Johnson warned the deal would either leave Northern Ireland “captured by the EU legal order” or mean that “the whole of the U.K. was unable properly to diverge and take advantage of Brexit.”
“That is not acceptable,” he said. “Instead, the best course of action is to proceed with Northern Ireland Protocol Bill, and make sure that we take back control.” Johnson was referring to a since-shelved U.K. plan to unilaterally override the contentious Northern Ireland protocol — which kept the region bound to EU standards on goods.
A statement from Truss’ spokesperson said later Wednesday morning: “After examining the detail of the Stormont Brake and Windsor Framework, Liz has decided to vote against the Statutory Instrument this afternoon.”
The pair’s intention to vote against the deal could pose a problem for Sunak if more of their allies on the back benches follow suit.
Johnson supporter Andrea Jenkyns tweeted Wednesday morning that she would be opposing the “capitulation to the EU,” while Former Home Secretary Priti Patel told the Telegraph she would “not be buying shares on the government’s smoke and mirrors on Windsor.”
Northern Ireland minister Steve Baker — formerly a leading Brexit rebel — warned Johnson he may be remembered as a “pound shop Nigel Farage,” referring to the ex-UKIP leader who drove efforts to get Britain out of the EU.

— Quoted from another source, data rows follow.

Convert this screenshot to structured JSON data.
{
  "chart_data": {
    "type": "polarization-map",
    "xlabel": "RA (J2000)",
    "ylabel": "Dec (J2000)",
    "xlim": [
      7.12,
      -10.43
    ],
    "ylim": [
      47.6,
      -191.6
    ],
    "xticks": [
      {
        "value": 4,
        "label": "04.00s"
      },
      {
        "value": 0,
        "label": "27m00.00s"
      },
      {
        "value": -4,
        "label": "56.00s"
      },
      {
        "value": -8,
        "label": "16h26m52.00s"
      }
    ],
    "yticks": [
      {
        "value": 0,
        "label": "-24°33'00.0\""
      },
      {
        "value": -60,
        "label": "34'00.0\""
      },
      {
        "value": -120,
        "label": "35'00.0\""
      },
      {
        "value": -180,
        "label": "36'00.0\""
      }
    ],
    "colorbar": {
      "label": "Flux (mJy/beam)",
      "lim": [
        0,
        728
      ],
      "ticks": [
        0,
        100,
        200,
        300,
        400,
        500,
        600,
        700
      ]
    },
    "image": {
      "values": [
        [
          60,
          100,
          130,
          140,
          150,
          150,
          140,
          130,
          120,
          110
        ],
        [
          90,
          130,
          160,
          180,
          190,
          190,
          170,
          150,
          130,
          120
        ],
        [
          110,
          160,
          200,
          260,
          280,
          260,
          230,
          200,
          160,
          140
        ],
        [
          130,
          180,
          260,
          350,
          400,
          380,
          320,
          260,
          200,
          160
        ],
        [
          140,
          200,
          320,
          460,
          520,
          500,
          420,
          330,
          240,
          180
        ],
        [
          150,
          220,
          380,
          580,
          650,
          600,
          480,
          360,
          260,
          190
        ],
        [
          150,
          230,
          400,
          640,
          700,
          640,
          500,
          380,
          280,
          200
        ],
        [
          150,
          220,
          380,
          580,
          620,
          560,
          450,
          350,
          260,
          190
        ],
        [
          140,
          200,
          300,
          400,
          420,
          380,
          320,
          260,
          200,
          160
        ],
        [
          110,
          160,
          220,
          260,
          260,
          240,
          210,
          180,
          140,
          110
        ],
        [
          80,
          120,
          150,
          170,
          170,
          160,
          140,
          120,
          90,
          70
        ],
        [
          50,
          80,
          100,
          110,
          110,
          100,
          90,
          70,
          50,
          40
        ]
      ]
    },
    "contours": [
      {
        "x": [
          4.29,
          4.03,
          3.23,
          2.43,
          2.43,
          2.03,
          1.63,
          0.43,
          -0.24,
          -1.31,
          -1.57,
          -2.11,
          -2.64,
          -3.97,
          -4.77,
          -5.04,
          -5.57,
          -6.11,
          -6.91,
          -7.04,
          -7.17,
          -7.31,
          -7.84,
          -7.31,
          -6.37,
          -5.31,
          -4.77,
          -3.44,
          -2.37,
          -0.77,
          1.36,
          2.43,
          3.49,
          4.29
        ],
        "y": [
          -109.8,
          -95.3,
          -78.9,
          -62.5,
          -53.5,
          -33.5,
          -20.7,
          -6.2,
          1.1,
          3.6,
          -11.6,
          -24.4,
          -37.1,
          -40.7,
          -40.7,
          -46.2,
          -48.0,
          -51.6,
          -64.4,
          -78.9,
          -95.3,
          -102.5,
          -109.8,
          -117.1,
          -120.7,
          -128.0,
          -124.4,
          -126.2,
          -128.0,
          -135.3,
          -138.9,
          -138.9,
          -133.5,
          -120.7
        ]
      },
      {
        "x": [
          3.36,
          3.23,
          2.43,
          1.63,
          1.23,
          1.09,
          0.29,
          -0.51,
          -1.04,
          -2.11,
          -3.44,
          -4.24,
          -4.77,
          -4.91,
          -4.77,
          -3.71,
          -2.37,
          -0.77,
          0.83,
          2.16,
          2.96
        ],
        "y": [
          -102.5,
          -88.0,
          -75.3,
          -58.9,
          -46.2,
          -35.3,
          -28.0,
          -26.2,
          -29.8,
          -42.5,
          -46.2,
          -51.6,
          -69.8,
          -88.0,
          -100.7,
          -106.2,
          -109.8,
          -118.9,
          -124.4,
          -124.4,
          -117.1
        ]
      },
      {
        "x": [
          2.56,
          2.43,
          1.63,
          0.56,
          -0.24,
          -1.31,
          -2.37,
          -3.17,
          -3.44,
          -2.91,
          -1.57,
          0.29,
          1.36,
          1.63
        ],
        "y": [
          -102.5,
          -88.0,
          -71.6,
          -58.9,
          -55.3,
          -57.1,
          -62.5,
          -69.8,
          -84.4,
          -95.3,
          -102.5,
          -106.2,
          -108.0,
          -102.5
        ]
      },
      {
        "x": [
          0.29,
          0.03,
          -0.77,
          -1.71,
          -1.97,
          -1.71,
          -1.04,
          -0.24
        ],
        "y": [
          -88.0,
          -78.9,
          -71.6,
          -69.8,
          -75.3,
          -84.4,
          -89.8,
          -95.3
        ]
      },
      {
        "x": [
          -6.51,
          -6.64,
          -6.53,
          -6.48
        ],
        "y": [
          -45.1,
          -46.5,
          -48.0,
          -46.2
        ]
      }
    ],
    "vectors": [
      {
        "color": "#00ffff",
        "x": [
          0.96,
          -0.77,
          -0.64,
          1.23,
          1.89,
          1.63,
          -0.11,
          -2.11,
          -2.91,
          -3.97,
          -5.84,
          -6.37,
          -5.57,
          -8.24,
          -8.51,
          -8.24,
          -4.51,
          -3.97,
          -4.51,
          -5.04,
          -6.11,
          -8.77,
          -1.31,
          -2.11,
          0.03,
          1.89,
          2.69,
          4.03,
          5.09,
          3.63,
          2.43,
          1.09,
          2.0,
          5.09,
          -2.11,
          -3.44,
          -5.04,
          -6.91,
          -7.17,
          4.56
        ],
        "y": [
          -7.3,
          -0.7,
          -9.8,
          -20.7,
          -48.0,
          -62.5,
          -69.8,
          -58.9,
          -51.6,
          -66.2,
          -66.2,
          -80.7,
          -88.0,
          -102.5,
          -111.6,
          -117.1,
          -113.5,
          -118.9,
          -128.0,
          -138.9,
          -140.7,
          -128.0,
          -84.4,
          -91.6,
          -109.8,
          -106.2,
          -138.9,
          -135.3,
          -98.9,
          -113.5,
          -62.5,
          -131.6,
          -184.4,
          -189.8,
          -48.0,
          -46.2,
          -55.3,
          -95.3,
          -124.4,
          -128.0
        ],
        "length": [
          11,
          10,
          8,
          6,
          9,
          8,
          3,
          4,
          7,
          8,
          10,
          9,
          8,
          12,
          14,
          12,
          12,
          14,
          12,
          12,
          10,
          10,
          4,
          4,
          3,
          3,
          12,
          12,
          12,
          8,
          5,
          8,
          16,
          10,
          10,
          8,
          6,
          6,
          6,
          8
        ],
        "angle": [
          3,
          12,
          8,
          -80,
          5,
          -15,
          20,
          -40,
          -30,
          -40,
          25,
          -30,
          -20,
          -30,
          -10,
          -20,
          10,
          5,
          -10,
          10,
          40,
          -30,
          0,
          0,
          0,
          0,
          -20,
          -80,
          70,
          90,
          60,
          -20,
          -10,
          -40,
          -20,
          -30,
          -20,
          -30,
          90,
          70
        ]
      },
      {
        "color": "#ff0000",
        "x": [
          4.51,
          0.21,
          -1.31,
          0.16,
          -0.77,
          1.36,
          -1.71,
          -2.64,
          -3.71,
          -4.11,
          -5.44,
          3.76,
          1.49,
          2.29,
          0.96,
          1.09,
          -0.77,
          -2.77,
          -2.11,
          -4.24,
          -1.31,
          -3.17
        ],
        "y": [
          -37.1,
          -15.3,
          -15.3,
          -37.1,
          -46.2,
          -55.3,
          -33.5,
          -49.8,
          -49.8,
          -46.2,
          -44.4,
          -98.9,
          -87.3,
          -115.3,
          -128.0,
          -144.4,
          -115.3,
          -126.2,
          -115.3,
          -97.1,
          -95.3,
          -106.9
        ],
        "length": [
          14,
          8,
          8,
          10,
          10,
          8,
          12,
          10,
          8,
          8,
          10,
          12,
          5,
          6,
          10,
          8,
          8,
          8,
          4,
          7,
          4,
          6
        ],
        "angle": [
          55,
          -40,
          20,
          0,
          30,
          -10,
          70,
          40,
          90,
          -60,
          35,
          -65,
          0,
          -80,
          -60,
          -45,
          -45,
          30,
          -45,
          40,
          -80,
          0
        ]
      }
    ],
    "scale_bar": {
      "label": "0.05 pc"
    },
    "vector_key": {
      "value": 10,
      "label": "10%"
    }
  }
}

Baker told broadcasters Tory MPs were “entitled to have their concerns” but that using the Protocol Bill “would wreck our relations with the EU and damage our standing internationally.”
Speaking of Johnson and Truss he said: “Both of them should be backing the Windsor Framework today… He’s got a choice. He can be remembered for the great acts of statecraft that he achieved, or he can risk looking like a pound shop Nigel Farage.”
The European Research Group of arch-Brexiteers is yet to decide which way it will swing in Wednesday’s vote.
Sunak secured the EU-U.K. deal February after months of negotiations.
The British prime minister was keen to secure the blessing of both the DUP, which walked out of the region’s power-sharing institutions last year in protest at the protocol, and his own Tory backbenchers. Though the opposition Labour Party has said it supports Sunak’s deal, the PM’s authority may take a hit if he is forced to rely on opposition votes.
The first vote Wednesday is on the so-called “Stormont brake” element of the deal, which would give the currently-defunct Northern Ireland Assembly the power to object to any new EU regulations set to apply in the region provided parties agree to re-establish the power-sharing administration.